Non è poco, e non è casuale che a farlo sia la macchina da guerra gastronomica più importante e prestigiosa d’Italia. Perché negli  anni, da quando Bruna e Vittorio Cerea tolsero il biliardino per far posto ai tavoli nel bar-trattoria appena rilevato nel cuore di Bergamo bassa, la storia dei Cerea è diventata paradigmatica dell’evoluzione della ristorazione italiana. Far arrivare il mare in una città che poco o nulla sapeva della cucina di pesce, ma anche parcheggiare le macchine dei clienti. Caviale e Don Perignon, ma anche ingredienti poveri, dalle frattaglie alle patate. Servizio amichevole, ma anche una professionalità senza sconti. Di genitori in figli – mentre già si affacciano in azienda i figli dei figli – i Cerea con il loro capofamiglia (primus inter pares) Chicco hanno tracciato la via, disseminando il percorso di briciole preziose.

Per questo l’idea dell’Academy interna deve far riflettere. Non sono tanto gli attestati di partecipazione e nemmeno le possibilità di accedere a corsi di livello superiore a fare la differenza, ma l’esigenza tangibile di dare ancora maggior spessore, dimensionando in modo circolare il mestiere dell’ospitalità a tavola. La formazione a 360 gradi, insomma.

L’esperienza

Le scuole di formazione si sono moltiplicate man mano che crescevano fatturati e posti di lavoro.

Quarant’anni fa, quando i cuochi giapponesi cominciarono ad andare in Langa a imparare a fare i tajarin, le ricette, fatte di tecnica e  manualità per realizzarle, erano totalizzanti dell’esperienza gastronomica. Si poteva mangiare divinamente in luoghi dove ci si sentiva più o meno tollerati, perché i piatti erano dirimenti. Si contavano sulle dita di una mano i ristoranti dove il servizio era all’altezza del menù, citando a memoria i Grandi di Sala: Antonio Santini, Giorgio Pinchiorri, e su tutti l’inarrivabile Livia Iaccarino.
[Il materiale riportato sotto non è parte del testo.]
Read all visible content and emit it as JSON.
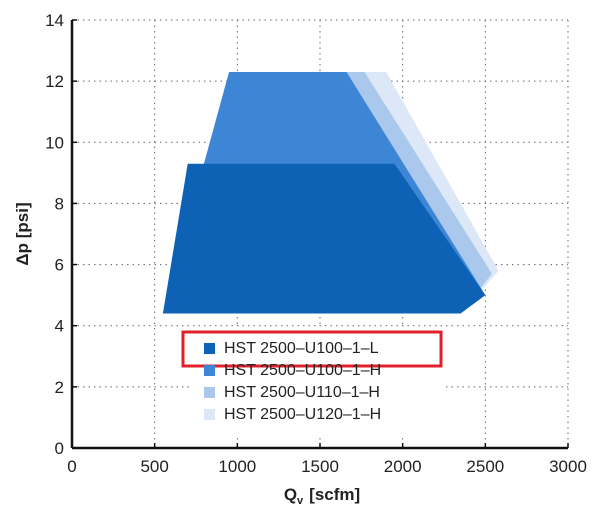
{
  "chart_data": {
    "type": "area",
    "title": "",
    "xlabel": "Q",
    "xlabel_sub": "v",
    "xlabel_unit": "[scfm]",
    "ylabel": "Δp [psi]",
    "xlim": [
      0,
      3000
    ],
    "ylim": [
      0,
      14
    ],
    "xticks": [
      "0",
      "500",
      "1000",
      "1500",
      "2000",
      "2500",
      "3000"
    ],
    "yticks": [
      "0",
      "2",
      "4",
      "6",
      "8",
      "10",
      "12",
      "14"
    ],
    "grid": true,
    "legend_position": "bottom-center",
    "series": [
      {
        "name": "HST 2500–U120–1–H",
        "color": "#dce8f7",
        "polygon": [
          [
            550,
            4.4
          ],
          [
            950,
            12.3
          ],
          [
            1900,
            12.3
          ],
          [
            2580,
            5.8
          ],
          [
            2350,
            4.4
          ]
        ]
      },
      {
        "name": "HST 2500–U110–1–H",
        "color": "#a9c8ec",
        "polygon": [
          [
            550,
            4.4
          ],
          [
            950,
            12.3
          ],
          [
            1770,
            12.3
          ],
          [
            2540,
            5.7
          ],
          [
            2350,
            4.4
          ]
        ]
      },
      {
        "name": "HST 2500–U100–1–H",
        "color": "#3d86d6",
        "polygon": [
          [
            550,
            4.4
          ],
          [
            950,
            12.3
          ],
          [
            1660,
            12.3
          ],
          [
            2500,
            5.0
          ],
          [
            2350,
            4.4
          ]
        ]
      },
      {
        "name": "HST 2500–U100–1–L",
        "color": "#0e62b5",
        "polygon": [
          [
            550,
            4.4
          ],
          [
            700,
            9.3
          ],
          [
            1950,
            9.3
          ],
          [
            2500,
            5.0
          ],
          [
            2350,
            4.4
          ]
        ]
      }
    ],
    "legend_highlight": "HST 2500–U100–1–L",
    "highlight_color": "#e0202a"
  }
}
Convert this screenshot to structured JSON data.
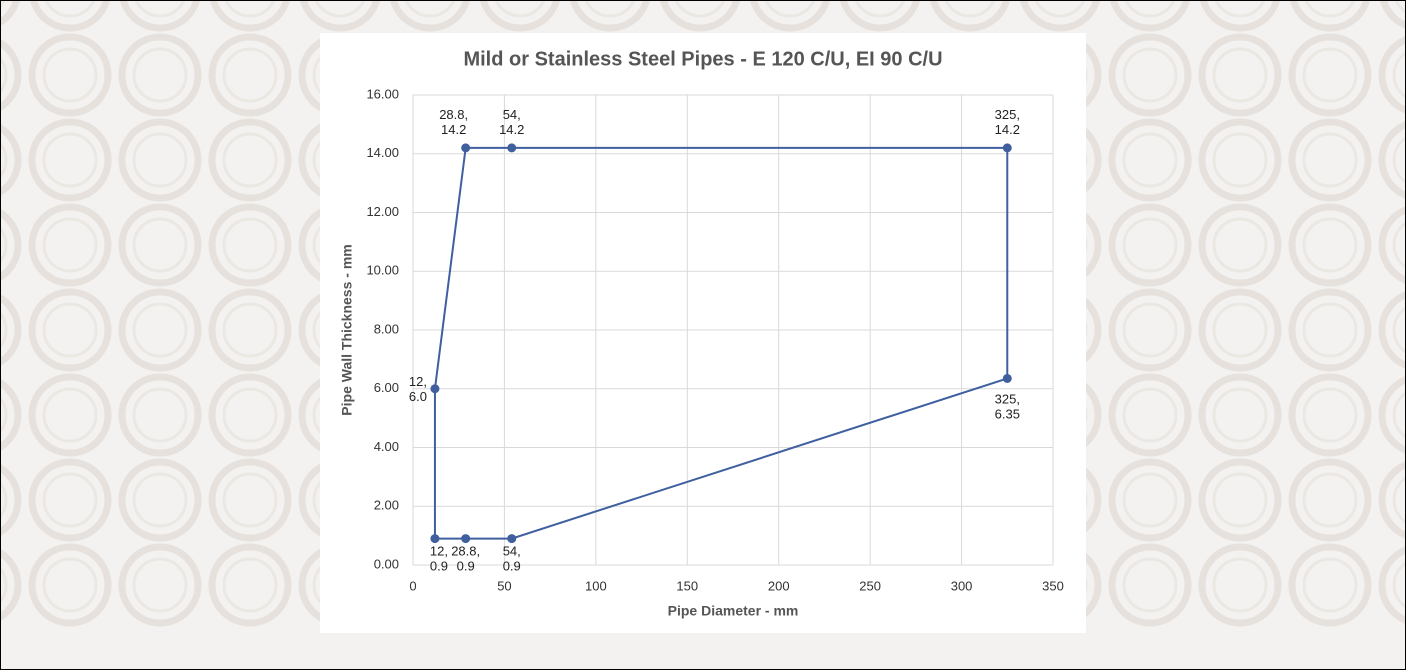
{
  "chart_data": {
    "type": "scatter-line",
    "title": "Mild or Stainless Steel Pipes - E 120 C/U, EI 90 C/U",
    "x_label": "Pipe Diameter - mm",
    "y_label": "Pipe Wall Thickness - mm",
    "x": [
      12,
      12,
      28.8,
      54,
      325,
      325,
      54,
      28.8
    ],
    "series": [
      {
        "color": "#3f5f9f",
        "values": [
          0.9,
          6.0,
          14.2,
          14.2,
          14.2,
          6.35,
          0.9,
          0.9
        ],
        "value_labels": [
          "12, 0.9",
          "12, 6.0",
          "28.8, 14.2",
          "54, 14.2",
          "325, 14.2",
          "325, 6.35",
          "54, 0.9",
          "28.8, 0.9"
        ]
      }
    ],
    "closed": true,
    "xlim": [
      0,
      350
    ],
    "xticks": [
      0,
      50,
      100,
      150,
      200,
      250,
      300,
      350
    ],
    "ylim": [
      0,
      16
    ],
    "yticks": [
      {
        "value": 0,
        "label": "0.00"
      },
      {
        "value": 2,
        "label": "2.00"
      },
      {
        "value": 4,
        "label": "4.00"
      },
      {
        "value": 6,
        "label": "6.00"
      },
      {
        "value": 8,
        "label": "8.00"
      },
      {
        "value": 10,
        "label": "10.00"
      },
      {
        "value": 12,
        "label": "12.00"
      },
      {
        "value": 14,
        "label": "14.00"
      },
      {
        "value": 16,
        "label": "16.00"
      }
    ],
    "grid": true
  }
}
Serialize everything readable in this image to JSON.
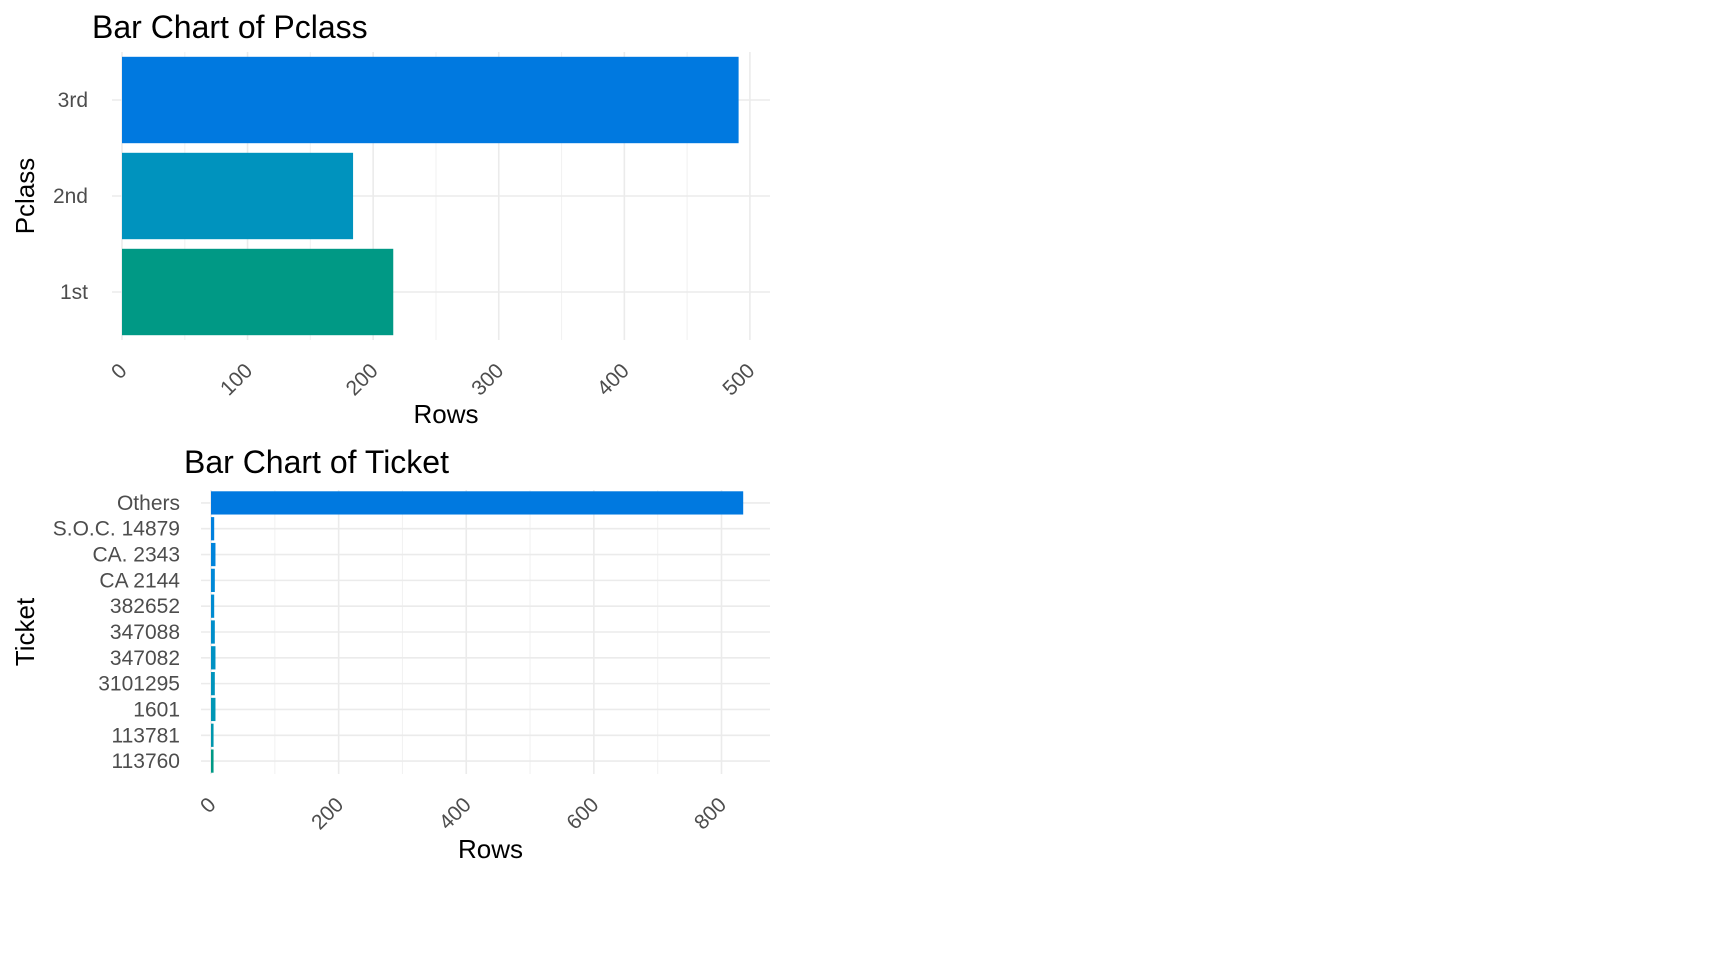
{
  "chart_data": [
    {
      "type": "bar",
      "orientation": "horizontal",
      "title": "Bar Chart of Pclass",
      "xlabel": "Rows",
      "ylabel": "Pclass",
      "categories": [
        "1st",
        "2nd",
        "3rd"
      ],
      "values": [
        216,
        184,
        491
      ],
      "xlim": [
        0,
        516
      ],
      "xticks": [
        0,
        100,
        200,
        300,
        400,
        500
      ],
      "colors": [
        "#009985",
        "#0093BE",
        "#0079E0"
      ],
      "grid": true,
      "legend": "none"
    },
    {
      "type": "bar",
      "orientation": "horizontal",
      "title": "Bar Chart of Ticket",
      "xlabel": "Rows",
      "ylabel": "Ticket",
      "categories": [
        "113760",
        "113781",
        "1601",
        "3101295",
        "347082",
        "347088",
        "382652",
        "CA 2144",
        "CA. 2343",
        "S.O.C. 14879",
        "Others"
      ],
      "values": [
        4,
        4,
        7,
        6,
        7,
        6,
        5,
        6,
        7,
        5,
        834
      ],
      "xlim": [
        0,
        876
      ],
      "xticks": [
        0,
        200,
        400,
        600,
        800
      ],
      "colors": [
        "#009985",
        "#0096AD",
        "#0096B5",
        "#0094BC",
        "#0091C3",
        "#008ECA",
        "#008BD1",
        "#0088D7",
        "#0084DB",
        "#0080DE",
        "#0079E0"
      ],
      "grid": true,
      "legend": "none"
    }
  ]
}
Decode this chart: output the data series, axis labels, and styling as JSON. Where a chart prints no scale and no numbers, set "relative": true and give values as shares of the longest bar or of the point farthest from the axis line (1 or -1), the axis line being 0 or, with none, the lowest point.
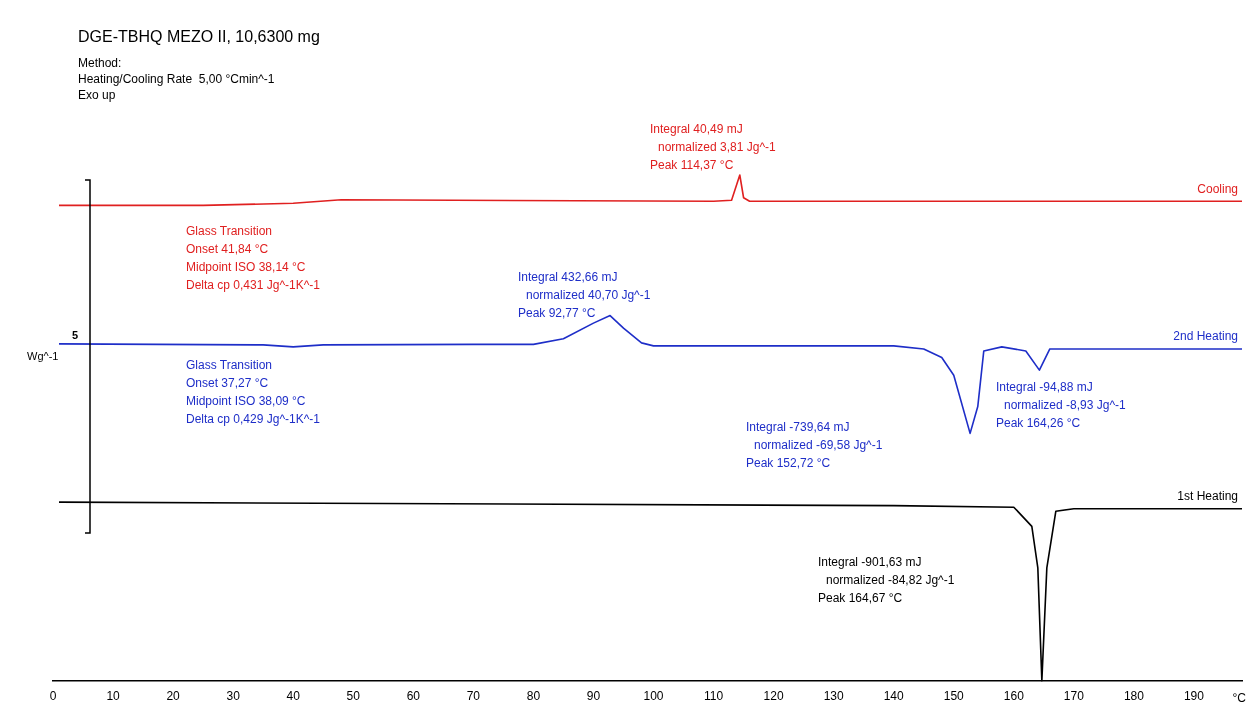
{
  "chart_data": {
    "type": "line",
    "relative": true,
    "title": "DGE-TBHQ MEZO II, 10,6300 mg",
    "subtitle": "Method:\nHeating/Cooling Rate  5,00 °Cmin^-1\nExo up",
    "xlabel": "°C",
    "ylabel": "Wg^-1",
    "xlim": [
      0,
      198
    ],
    "xticks": [
      0,
      10,
      20,
      30,
      40,
      50,
      60,
      70,
      80,
      90,
      100,
      110,
      120,
      130,
      140,
      150,
      160,
      170,
      180,
      190
    ],
    "legend": false,
    "series": [
      {
        "name": "Cooling",
        "color": "#e02020",
        "x": [
          1,
          25,
          40,
          48,
          110,
          113,
          114.37,
          115,
          116,
          198
        ],
        "values": [
          0.94,
          0.94,
          0.944,
          0.951,
          0.948,
          0.95,
          1.0,
          0.955,
          0.948,
          0.948
        ]
      },
      {
        "name": "2nd Heating",
        "color": "#1e2ec8",
        "x": [
          1,
          35,
          40,
          45,
          70,
          80,
          85,
          90,
          92.77,
          95,
          98,
          100,
          140,
          145,
          148,
          150,
          152.72,
          154,
          155,
          158,
          162,
          164.26,
          166,
          198
        ],
        "values": [
          0.666,
          0.664,
          0.66,
          0.664,
          0.665,
          0.665,
          0.676,
          0.707,
          0.722,
          0.697,
          0.668,
          0.662,
          0.662,
          0.656,
          0.639,
          0.604,
          0.489,
          0.542,
          0.652,
          0.66,
          0.652,
          0.614,
          0.656,
          0.656
        ]
      },
      {
        "name": "1st Heating",
        "color": "#000000",
        "x": [
          1,
          140,
          160,
          163,
          164,
          164.67,
          165.5,
          167,
          170,
          198
        ],
        "values": [
          0.353,
          0.346,
          0.343,
          0.305,
          0.223,
          0,
          0.223,
          0.335,
          0.34,
          0.34
        ]
      }
    ],
    "annotations": [
      "Integral 40,49 mJ",
      "normalized 3,81 Jg^-1",
      "Peak 114,37 °C",
      "Glass Transition",
      "Onset 41,84 °C",
      "Midpoint ISO 38,14 °C",
      "Delta cp 0,431 Jg^-1K^-1",
      "Integral 432,66 mJ",
      "normalized 40,70 Jg^-1",
      "Peak 92,77 °C",
      "Glass Transition",
      "Onset 37,27 °C",
      "Midpoint ISO 38,09 °C",
      "Delta cp 0,429 Jg^-1K^-1",
      "Integral -739,64 mJ",
      "normalized -69,58 Jg^-1",
      "Peak 152,72 °C",
      "Integral -94,88 mJ",
      "normalized -8,93 Jg^-1",
      "Peak 164,26 °C",
      "Integral -901,63 mJ",
      "normalized -84,82 Jg^-1",
      "Peak 164,67 °C",
      "5"
    ]
  }
}
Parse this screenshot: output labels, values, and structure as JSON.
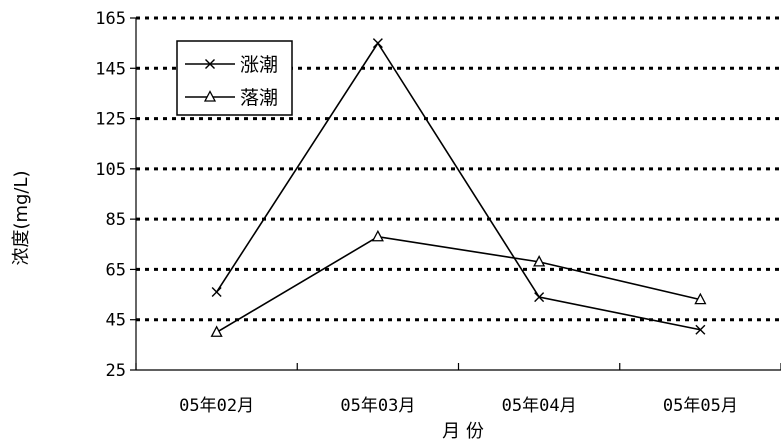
{
  "chart_data": {
    "type": "line",
    "categories": [
      "05年02月",
      "05年03月",
      "05年04月",
      "05年05月"
    ],
    "series": [
      {
        "name": "涨潮",
        "marker": "x",
        "values": [
          56,
          155,
          54,
          41
        ],
        "color": "#000000"
      },
      {
        "name": "落潮",
        "marker": "triangle",
        "values": [
          40,
          78,
          68,
          53
        ],
        "color": "#000000"
      }
    ],
    "xlabel": "月 份",
    "ylabel": "浓度(mg/L)",
    "ylim": [
      25,
      165
    ],
    "yticks": [
      25,
      45,
      65,
      85,
      105,
      125,
      145,
      165
    ],
    "yticks_labels": [
      "25",
      "45",
      "65",
      "85",
      "105",
      "125",
      "145",
      "165"
    ],
    "grid": "dotted-horizontal",
    "legend_position": "top-left"
  }
}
Non a caso, tutti e tre assidui frequentatori dei migliori ristoranti di Francia.

Proprio la scuola francese prima e quella spagnola poi hanno spostato lentamente e inesorabilmente l’equilibro verso il concetto di esperienza. Come per un concerto, una pièce teatrale o una manifestazione sportiva, l’evento ha bisogno di un supporto a tutto tondo, altrimenti non arriva là dove deve arrivare, ovvero all’anima delle persone che vi partecipano, con annessa voglia di rivivere quel momento.

La competizione sala-cucina

Perché il concetto stesso di formazione inglobasse entrambe le componenti del ristorante ci è voluto del tempo e il percorso ancora non si è compiuto. Per molto tempo (troppo) i nostri ristoranti sono stati afflitti dalla guerra più o meno dichiarata tra sala e cucina. Infinite le materie del contendere: la distribuzione delle mance e il timing delle uscite dei piatti, la pulizia dei locali e i turni della chiusura… Un equilibrio assolutamente precario, disseminato di vassoi lasciati cadere e dimissioni fulminee. A supportare il paziente lavoro di cucitura tra chi cucina e chi serve, negli anni sono arrivate scuole specifiche come quella delle sorelle Cotarella, non a caso battezzata “Intrecci – Alta Formazione di Sala“, mentre altre, come Alma e Congusto Gourmet Institute, offrono corsi specifici per manager di sala.

Formazione e fidelizzazione

Crisi economica e pandemia, guerre vicine e tecnologie inquietanti contribuiscono a rendere indispensabile il passaggio a una ristorazione davvero armonica tra dentro&fuori, una sorta di free-zone dove rallegrare contemporaneamente palato e cuore. Ma per far passare il concetto “olistico” di ristorante occorre che tutti si sentano coinvolti. Finora, la soluzione più diffusa è stata quella di legare principalmente il cuoco (quando non proprietario) offrendogli delle quote.

I corsi di formazione interna, cucina e sala unite, rappresentano un passo di lato, un’opzione – ovviamente non concorrenziale alle scuole – per accrescere, insieme alla professionalità, l’orgoglio di appartenenza. Le storture del rapporto domanda-offerta, con la difficoltà acclarata di trovare (e trattenere) personale all’altezza, rendono questo percorso ancora più interessante. Far camminare insieme formazione e fidelizzazione : non facile, ma necessario.